The labour force data today rounded out a fortnight of hugely variable data on the Australian economy.

The good economic news in business expectations and conditions, housing construction and prices and rising commodity prices was offset by poor news on GDP growth, company profits, consumer sentiment and business investment. The generally weaker level for share prices is another worrying sign for the economy.

Today’s labour force data fit into the middle of the good news / poor news spectrum. Employment rose a moderate 17,000 in August, but there were revisions to recent history which chipped 30,000 jobs off the level of employment previously reported. This meant that the unemployment rate remained elevated at 6.2 per cent with the only comfort being this was one-tenth lower than the unemployment rate in July.

No competent economist would suggest the labour market is strong or indeed that there are any concrete signs that conditions will improve in the months ahead. The unemployment rate has been 6.0 per cent or higher for 15 straight months, something that Australia has not experienced for 12 years. Job creation is not keeping uo with popultion growth and job advertisements are flat at a relatively low level.

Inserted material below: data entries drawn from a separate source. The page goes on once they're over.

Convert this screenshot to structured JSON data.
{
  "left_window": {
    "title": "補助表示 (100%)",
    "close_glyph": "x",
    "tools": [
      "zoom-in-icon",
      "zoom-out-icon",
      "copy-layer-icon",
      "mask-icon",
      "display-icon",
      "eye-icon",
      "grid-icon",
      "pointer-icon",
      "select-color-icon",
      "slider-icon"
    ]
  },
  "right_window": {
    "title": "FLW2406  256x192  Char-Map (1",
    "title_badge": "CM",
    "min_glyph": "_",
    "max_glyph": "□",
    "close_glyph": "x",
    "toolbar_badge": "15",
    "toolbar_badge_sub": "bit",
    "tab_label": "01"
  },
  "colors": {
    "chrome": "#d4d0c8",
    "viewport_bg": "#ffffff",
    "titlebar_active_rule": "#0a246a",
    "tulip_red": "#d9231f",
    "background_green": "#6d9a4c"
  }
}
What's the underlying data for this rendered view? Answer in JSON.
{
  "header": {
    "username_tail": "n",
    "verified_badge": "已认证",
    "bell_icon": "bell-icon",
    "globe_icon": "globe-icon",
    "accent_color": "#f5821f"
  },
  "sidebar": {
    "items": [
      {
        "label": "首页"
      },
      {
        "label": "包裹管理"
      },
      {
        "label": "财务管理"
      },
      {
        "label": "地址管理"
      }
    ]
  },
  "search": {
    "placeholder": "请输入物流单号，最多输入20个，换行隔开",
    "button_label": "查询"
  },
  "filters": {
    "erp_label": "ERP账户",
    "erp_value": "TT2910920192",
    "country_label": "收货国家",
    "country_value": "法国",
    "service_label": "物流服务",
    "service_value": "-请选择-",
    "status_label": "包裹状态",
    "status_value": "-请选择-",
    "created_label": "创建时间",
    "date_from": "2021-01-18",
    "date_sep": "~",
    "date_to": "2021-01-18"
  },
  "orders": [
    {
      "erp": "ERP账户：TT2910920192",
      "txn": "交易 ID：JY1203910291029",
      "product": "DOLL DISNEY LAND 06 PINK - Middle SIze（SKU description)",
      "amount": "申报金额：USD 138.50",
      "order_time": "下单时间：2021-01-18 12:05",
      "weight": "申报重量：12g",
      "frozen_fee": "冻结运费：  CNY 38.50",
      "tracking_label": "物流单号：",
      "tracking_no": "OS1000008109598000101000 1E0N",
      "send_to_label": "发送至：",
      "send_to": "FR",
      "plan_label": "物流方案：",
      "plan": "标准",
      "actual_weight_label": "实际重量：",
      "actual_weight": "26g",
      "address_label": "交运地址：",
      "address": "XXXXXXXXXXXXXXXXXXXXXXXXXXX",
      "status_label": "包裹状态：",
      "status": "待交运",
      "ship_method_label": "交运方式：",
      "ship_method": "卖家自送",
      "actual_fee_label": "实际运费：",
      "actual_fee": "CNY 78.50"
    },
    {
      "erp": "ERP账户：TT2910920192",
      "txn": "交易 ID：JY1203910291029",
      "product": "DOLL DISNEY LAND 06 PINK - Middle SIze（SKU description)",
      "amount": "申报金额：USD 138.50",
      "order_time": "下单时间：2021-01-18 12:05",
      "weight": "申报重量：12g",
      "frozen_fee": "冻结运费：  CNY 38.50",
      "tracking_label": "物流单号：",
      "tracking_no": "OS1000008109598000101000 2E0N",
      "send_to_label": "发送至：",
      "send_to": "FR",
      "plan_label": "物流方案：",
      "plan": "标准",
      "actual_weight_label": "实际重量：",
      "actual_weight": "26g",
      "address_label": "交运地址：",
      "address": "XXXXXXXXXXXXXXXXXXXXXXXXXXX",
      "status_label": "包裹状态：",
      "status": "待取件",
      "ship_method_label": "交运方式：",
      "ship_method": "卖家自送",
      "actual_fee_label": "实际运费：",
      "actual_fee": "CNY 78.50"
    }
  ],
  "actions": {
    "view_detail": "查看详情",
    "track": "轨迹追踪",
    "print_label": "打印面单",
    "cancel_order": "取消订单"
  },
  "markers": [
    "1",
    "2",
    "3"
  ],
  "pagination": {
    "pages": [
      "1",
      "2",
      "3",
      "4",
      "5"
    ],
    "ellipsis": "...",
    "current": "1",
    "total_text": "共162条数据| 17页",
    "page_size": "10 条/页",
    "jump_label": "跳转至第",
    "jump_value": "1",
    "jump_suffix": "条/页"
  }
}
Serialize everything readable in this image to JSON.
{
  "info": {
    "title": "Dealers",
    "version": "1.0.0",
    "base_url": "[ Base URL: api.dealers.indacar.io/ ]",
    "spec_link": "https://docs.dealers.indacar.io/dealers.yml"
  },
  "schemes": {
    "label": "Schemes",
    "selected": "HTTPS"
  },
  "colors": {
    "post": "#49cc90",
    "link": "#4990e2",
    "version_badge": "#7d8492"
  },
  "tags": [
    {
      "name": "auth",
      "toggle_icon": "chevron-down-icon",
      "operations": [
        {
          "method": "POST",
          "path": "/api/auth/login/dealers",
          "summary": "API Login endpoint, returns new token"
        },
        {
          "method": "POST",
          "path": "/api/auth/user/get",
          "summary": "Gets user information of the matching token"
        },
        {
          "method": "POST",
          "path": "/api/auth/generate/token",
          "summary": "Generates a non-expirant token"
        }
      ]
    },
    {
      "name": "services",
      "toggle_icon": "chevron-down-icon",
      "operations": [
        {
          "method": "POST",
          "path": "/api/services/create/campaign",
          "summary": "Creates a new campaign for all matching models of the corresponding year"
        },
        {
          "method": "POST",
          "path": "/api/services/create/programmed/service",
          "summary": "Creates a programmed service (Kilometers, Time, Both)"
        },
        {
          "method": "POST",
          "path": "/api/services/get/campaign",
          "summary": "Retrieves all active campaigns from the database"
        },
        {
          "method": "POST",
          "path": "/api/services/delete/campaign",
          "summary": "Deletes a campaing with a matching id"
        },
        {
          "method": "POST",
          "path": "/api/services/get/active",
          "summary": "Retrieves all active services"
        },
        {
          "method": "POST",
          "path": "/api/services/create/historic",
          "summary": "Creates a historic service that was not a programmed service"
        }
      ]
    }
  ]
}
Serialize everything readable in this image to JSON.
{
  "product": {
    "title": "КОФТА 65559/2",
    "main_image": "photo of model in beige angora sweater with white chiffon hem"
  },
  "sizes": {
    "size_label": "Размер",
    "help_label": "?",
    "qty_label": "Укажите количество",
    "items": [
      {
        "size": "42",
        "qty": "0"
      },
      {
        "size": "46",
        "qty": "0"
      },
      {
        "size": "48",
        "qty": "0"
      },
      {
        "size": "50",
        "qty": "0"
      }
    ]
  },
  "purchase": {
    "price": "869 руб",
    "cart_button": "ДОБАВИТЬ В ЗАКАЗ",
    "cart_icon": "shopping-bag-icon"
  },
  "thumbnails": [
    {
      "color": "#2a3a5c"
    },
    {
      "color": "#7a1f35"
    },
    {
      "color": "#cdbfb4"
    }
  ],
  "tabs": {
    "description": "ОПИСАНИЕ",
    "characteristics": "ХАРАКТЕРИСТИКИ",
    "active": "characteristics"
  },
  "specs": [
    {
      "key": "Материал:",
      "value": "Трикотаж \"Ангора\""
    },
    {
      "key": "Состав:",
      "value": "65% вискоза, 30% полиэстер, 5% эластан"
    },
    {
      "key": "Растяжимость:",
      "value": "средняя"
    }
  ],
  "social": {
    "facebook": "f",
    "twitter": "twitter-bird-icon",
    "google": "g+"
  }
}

The policy risks are not clear from this mix. There may be grounds for lower interest rates and perhaps fiscal measures if the poor news dominates in themonths ahead. That said, the RBA is giving a huge weight to the current very low level of the Australian dollar as a factor that will stimulate the economy through exports and import replacement. That, with record low interest rates and decent global growth, should be underpinning better economic news. They are not which us why the market is pricing in more rate cuts and economists are climbing over each other to have the most bearish forecast for the unemployment rate. 

For me, the RBA is on hold for a long time to come. We’ll see.